Statistics. For in vitro and in vivo studies, all data are presented as dot plots and group mean ± SEM unless otherwise indicated. Statistical analyses were performed with GraphPad Prism. Student’s t test (1- or 2-tailed as appropriate) were used for 2 groups and multiple comparisons were done with ANOVA with post hoc testing as indicated; survival analyses were performed using log-rank test. In all cases, statistical significance was considered at P values less than 0.05.
For the pediatric BALF analysis, adjusted RFU were log2 transformed, and quantile normalization was used to obtain final values for analysis. RFU for each protein aptamer were compared univariately between groups using difference in log2 means and a 2-sample t test assuming unequal variances. Conservative selection of aptamers included the intersection set with a difference greater than 1 on log2 scale and a P value less than 0.001. This approach provides a balance between selecting aptamers with a large absolute change and significant P value.
Study approval. Mice were housed in pathogen-free facilities according to protocols approved by the IACUC of the Perelman School of Medicine at the University of Pennsylvania. For the pediatric proteomics data, the study was approved by the Colorado Multiple Institutional Review Board (nos. 99-113 and 10-0472). Informed consent was obtained from all subjects for sample collection and study enrollment. If the patient was a minor, informed consent was obtained from the subject’s legal guardian. In subjects aged 12–17 years, informed assent was obtained.

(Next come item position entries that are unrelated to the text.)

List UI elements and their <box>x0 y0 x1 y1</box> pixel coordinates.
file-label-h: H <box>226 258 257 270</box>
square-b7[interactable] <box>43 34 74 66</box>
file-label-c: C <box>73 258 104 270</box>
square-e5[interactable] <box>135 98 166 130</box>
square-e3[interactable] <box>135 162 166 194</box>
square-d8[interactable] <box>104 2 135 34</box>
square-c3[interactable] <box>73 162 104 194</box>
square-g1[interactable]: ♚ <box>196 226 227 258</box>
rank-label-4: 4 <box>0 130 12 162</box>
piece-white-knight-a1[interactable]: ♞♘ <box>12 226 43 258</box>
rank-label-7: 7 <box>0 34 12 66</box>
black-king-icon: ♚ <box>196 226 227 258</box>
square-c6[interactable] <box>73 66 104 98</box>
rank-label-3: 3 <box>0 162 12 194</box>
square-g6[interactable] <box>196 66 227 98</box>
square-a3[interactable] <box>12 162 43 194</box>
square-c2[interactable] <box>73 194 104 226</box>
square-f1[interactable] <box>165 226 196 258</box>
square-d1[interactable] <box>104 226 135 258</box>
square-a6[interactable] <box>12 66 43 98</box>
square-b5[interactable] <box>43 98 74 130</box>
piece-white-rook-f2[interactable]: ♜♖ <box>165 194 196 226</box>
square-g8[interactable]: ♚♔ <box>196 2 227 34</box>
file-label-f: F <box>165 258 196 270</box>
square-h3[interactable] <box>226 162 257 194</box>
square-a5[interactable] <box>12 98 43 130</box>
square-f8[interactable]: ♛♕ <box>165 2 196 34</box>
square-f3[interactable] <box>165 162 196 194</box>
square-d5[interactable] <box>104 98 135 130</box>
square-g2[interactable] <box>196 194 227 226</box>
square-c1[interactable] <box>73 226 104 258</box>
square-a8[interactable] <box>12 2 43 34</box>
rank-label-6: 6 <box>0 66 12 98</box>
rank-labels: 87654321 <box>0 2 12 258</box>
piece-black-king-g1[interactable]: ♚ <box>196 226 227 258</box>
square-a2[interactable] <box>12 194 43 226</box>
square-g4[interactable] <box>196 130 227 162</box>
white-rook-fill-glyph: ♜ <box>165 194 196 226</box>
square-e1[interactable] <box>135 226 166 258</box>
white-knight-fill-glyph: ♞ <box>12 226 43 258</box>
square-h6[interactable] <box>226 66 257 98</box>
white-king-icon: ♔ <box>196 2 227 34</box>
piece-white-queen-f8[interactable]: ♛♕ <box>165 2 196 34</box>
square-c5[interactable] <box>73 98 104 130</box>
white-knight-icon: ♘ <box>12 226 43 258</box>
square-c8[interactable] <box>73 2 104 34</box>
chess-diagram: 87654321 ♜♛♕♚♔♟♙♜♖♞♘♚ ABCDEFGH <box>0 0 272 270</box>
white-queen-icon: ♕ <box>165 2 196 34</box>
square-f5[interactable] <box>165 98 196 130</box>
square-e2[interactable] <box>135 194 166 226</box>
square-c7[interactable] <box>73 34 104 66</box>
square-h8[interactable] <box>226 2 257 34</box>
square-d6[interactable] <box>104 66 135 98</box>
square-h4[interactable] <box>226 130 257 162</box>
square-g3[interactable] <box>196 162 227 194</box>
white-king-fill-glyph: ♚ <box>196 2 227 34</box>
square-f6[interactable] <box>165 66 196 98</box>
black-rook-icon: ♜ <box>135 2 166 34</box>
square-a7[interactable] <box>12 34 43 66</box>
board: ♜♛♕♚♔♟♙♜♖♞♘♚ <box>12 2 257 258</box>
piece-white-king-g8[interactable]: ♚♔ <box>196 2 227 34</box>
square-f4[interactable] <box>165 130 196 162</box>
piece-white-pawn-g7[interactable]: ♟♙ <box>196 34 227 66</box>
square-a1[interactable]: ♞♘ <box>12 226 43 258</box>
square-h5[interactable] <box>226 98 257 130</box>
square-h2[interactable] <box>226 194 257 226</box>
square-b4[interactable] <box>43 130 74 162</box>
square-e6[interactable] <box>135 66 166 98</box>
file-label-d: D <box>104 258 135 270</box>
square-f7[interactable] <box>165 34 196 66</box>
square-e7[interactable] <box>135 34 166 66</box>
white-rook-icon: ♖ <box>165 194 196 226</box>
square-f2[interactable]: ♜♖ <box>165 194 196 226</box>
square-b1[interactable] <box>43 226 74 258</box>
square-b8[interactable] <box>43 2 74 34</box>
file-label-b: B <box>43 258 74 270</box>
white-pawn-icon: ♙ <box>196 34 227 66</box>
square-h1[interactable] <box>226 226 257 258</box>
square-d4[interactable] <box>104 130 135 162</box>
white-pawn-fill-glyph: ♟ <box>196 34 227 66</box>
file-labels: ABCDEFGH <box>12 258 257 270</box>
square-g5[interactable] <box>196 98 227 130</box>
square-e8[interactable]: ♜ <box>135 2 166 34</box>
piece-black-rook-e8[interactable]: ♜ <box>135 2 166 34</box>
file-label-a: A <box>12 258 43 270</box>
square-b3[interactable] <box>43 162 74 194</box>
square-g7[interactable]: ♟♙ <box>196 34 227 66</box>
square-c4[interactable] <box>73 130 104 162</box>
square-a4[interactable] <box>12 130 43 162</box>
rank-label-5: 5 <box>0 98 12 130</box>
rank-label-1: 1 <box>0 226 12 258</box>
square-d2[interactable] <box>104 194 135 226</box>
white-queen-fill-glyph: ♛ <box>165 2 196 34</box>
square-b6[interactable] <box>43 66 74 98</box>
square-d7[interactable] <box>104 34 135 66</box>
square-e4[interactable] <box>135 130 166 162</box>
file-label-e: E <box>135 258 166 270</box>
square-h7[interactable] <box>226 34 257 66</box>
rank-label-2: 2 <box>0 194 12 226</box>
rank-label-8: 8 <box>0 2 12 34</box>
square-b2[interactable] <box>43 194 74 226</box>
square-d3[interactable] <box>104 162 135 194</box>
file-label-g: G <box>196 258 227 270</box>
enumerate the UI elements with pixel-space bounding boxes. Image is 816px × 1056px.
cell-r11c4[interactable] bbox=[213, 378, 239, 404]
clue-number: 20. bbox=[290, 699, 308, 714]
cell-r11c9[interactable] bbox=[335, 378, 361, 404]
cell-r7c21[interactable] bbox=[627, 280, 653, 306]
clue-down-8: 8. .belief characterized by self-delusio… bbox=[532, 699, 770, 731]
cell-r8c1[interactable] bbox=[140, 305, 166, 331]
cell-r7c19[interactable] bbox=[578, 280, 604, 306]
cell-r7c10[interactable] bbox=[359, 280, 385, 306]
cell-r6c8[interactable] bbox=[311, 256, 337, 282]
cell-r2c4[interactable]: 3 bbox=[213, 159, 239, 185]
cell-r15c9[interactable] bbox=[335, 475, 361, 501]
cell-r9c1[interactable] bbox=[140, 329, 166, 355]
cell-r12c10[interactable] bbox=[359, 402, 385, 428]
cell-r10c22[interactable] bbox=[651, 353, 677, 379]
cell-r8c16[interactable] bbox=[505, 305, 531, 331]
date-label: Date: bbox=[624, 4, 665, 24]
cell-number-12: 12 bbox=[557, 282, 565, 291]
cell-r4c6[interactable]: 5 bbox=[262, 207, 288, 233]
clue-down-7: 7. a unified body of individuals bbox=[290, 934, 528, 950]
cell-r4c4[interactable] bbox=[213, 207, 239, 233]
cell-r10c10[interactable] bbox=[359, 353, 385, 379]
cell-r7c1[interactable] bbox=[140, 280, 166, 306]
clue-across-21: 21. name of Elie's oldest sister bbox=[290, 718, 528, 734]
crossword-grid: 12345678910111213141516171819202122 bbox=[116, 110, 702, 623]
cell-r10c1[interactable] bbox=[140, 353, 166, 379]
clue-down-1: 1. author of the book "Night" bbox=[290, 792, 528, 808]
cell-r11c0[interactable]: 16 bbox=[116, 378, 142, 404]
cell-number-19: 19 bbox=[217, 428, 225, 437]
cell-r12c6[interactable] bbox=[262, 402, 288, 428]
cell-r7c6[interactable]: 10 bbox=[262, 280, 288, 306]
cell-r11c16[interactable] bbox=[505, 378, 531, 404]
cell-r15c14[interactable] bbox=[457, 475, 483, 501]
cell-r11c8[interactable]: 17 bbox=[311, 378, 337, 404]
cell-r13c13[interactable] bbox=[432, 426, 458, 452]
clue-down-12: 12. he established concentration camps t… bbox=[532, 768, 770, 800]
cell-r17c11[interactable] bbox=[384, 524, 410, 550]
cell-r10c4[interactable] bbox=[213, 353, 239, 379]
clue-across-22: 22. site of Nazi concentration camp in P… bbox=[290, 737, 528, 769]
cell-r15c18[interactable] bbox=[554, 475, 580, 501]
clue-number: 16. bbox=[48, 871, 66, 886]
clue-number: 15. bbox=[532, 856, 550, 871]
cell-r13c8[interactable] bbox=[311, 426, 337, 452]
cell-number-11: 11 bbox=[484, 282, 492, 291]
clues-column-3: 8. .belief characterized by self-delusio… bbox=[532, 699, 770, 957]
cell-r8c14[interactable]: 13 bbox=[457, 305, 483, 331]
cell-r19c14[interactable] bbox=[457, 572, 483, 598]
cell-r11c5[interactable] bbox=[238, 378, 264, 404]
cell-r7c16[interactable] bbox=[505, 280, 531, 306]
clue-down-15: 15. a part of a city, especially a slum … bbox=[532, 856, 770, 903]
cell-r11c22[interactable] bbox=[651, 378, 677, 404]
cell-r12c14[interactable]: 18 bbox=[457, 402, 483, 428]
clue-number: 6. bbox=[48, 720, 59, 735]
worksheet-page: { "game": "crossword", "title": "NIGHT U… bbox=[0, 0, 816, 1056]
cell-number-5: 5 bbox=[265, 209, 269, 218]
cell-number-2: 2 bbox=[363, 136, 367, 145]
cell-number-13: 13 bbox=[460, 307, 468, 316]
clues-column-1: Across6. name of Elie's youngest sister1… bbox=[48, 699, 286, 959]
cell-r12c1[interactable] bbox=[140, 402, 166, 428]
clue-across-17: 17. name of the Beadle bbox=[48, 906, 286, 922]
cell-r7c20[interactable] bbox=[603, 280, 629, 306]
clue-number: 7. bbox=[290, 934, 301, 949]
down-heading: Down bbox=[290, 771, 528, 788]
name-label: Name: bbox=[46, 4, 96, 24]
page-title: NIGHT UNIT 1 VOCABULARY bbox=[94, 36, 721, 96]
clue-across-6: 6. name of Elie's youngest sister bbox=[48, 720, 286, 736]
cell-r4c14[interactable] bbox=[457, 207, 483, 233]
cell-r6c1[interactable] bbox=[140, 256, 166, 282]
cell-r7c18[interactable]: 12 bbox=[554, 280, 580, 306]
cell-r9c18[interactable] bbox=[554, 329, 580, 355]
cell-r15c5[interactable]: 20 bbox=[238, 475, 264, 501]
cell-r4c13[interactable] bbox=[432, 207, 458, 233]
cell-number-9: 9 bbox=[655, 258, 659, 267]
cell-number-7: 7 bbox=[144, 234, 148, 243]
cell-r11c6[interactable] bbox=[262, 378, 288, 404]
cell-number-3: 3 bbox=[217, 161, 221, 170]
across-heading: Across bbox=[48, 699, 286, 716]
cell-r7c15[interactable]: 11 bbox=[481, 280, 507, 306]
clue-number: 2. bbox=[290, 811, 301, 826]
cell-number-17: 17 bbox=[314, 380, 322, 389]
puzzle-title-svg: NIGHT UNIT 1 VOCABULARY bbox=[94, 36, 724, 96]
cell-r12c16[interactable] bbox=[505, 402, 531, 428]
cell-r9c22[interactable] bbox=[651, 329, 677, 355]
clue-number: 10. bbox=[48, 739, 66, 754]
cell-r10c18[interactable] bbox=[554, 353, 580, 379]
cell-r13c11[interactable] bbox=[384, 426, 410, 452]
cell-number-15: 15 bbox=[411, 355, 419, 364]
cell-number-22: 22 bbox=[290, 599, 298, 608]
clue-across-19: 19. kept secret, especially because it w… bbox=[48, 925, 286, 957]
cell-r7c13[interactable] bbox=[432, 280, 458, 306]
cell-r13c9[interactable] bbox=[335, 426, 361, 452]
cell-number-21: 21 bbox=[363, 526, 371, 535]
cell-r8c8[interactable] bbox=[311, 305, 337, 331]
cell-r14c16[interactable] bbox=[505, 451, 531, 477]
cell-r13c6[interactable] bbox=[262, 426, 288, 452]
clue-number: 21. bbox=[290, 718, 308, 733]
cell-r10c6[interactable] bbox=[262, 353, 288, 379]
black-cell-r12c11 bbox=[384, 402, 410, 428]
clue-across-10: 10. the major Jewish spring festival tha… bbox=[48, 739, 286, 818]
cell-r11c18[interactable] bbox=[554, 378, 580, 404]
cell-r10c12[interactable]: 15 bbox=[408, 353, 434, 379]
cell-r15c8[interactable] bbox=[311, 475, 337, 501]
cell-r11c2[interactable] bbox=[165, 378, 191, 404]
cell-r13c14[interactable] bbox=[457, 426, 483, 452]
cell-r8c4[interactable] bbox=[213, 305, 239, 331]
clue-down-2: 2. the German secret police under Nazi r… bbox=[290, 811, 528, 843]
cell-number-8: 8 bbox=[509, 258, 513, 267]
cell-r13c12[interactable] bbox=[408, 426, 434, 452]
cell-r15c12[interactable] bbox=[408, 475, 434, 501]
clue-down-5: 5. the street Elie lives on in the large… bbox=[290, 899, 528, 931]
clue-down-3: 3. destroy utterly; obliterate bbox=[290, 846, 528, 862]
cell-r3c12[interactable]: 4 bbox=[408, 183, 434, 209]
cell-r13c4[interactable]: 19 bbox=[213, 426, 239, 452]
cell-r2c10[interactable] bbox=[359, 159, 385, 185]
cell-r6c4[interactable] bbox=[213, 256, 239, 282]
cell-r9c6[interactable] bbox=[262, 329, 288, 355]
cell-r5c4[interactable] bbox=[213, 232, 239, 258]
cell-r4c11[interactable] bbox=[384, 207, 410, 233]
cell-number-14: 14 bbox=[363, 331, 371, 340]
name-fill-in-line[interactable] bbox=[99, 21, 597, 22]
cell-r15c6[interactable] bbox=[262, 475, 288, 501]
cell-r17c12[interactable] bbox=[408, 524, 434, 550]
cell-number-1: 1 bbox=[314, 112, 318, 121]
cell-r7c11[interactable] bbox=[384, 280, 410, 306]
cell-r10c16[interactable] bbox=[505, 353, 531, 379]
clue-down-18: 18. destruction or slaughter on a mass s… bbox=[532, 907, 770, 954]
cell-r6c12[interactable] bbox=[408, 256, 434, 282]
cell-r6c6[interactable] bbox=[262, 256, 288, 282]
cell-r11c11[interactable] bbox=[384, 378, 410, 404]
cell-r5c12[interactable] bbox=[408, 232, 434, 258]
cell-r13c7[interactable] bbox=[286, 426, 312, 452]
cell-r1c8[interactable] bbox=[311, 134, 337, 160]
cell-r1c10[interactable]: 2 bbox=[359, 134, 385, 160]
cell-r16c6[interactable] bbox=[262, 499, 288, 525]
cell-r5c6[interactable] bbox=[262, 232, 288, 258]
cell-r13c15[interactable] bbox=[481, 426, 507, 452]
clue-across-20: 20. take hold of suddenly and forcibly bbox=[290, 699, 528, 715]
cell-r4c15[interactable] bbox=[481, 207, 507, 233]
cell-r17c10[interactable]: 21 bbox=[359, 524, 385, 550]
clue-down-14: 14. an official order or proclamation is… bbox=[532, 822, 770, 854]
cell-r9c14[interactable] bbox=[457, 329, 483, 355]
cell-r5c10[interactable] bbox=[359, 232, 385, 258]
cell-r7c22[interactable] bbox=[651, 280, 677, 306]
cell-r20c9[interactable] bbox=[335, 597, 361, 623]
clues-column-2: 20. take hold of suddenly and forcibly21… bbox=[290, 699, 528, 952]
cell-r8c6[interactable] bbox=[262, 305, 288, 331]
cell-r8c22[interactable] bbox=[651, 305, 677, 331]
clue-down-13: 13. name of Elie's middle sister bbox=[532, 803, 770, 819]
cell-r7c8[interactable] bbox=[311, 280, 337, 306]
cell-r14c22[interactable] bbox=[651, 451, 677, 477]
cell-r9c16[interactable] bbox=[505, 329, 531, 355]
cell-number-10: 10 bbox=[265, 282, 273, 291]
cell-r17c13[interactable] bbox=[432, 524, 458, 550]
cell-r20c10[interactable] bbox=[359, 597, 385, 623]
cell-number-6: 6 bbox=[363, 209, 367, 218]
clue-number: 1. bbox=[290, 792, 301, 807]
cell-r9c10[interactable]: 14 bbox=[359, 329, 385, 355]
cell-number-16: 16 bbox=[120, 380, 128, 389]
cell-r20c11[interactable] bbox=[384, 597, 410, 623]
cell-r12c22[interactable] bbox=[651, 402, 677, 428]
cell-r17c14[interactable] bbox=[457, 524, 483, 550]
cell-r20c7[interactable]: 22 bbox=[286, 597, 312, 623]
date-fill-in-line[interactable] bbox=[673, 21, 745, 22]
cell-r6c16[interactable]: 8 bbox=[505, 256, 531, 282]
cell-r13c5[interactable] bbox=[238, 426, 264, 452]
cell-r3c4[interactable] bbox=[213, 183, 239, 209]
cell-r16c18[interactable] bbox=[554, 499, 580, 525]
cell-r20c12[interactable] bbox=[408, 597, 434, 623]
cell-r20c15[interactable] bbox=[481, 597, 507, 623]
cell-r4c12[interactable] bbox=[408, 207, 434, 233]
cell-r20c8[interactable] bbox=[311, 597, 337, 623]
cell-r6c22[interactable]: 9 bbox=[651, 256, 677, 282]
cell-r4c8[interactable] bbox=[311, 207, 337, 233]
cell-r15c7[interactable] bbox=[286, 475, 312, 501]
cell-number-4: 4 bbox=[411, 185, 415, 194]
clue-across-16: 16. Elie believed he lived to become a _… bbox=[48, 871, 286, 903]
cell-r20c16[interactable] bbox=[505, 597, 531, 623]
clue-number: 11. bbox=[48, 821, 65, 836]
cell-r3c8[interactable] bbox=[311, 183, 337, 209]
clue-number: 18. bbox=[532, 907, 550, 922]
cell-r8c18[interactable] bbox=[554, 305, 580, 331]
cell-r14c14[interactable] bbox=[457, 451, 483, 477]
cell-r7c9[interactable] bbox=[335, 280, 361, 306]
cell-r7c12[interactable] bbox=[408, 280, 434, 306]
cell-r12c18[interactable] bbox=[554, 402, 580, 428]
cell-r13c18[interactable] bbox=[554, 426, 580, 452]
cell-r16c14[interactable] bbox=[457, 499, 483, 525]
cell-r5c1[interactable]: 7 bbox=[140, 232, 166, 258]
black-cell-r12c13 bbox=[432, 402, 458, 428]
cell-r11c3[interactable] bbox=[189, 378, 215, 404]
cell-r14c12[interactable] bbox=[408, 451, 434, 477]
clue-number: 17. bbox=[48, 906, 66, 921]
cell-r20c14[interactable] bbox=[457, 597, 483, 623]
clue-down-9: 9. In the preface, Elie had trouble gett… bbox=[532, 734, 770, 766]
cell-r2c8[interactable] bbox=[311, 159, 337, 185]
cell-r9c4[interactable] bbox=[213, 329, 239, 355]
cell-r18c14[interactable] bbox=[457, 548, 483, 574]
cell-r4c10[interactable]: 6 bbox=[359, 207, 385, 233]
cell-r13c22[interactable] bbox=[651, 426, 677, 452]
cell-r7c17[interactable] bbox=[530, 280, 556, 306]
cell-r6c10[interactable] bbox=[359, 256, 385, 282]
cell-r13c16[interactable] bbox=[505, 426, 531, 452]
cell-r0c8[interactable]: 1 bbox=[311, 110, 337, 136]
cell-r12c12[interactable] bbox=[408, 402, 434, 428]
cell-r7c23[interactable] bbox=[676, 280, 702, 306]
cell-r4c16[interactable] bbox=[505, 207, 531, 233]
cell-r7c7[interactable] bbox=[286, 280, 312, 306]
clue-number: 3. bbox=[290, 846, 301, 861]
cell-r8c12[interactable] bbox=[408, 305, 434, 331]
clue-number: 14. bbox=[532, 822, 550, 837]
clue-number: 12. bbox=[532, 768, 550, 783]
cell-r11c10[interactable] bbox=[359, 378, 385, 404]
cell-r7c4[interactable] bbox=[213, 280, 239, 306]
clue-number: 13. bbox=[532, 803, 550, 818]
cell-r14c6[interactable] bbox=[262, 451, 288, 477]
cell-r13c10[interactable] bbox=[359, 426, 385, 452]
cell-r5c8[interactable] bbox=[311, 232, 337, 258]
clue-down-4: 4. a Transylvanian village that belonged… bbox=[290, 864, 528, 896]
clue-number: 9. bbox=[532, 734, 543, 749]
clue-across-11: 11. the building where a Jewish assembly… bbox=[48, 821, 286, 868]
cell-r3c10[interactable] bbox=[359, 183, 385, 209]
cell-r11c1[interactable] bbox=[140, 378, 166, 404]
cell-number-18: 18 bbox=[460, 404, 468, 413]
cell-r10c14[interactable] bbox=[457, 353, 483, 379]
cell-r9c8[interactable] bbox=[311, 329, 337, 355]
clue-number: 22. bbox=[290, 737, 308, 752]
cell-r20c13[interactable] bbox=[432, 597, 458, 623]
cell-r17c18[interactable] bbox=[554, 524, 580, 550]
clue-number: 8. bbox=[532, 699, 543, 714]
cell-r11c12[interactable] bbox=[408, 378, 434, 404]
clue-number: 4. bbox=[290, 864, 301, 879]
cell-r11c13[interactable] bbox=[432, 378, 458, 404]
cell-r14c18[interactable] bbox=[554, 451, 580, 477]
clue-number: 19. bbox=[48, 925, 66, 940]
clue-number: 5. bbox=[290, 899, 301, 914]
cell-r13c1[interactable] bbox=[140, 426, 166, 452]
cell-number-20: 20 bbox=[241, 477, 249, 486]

MFB and SM developed the concept. MFB, SM, JK, YT, MK, and AV designed the experiments. YT, JK, and MK performed in vivo animal experiments; JK, AV, SJR, ACH, MCB, MFB, and SM performed in vitro experiments and end point analyses for in vivo studies; RRD and BDW designed the human cohort study and performed the analysis; MFB, JK, AV, RRD, and BDW analyzed data, generated figures, and interpreted results; JK and MFB drafted the manuscript; MFB, AV, MCB, JMS, and SM edited the manuscript. All authors reviewed and approved the final version prior to submission.
We thank Hasina Outtz-Reed for assistance with pulse oximetry measurements. We thank Edward E. Morrisey for helpful discussions. This work was supported by VA Merit Review 1I01BX001176 (MFB), NIH R01 HL119436 (MFB), and HL129150 (SM); JK and MCB are supported by NIH 2T32 HL007586. The content of this article does not represent the views of the US Department of Veterans Affairs or the United States Government.
Address correspondence to: Michael F. Beers, Pulmonary and Critical Care Division, University of Pennsylvania School of Medicine, Suite 216 Edward J Stemmler Hall, 3450 Hamilton Walk, Philadelphia, Pennsylvania 19104-5159, USA. Phone: 215.898.9106; Email: mfbeers@pennmedicine.upenn.edu.
Conflict of interest: RRD is on the Boehringer Ingelheim Pediatric Interstitial Lung Disease Advisory Board.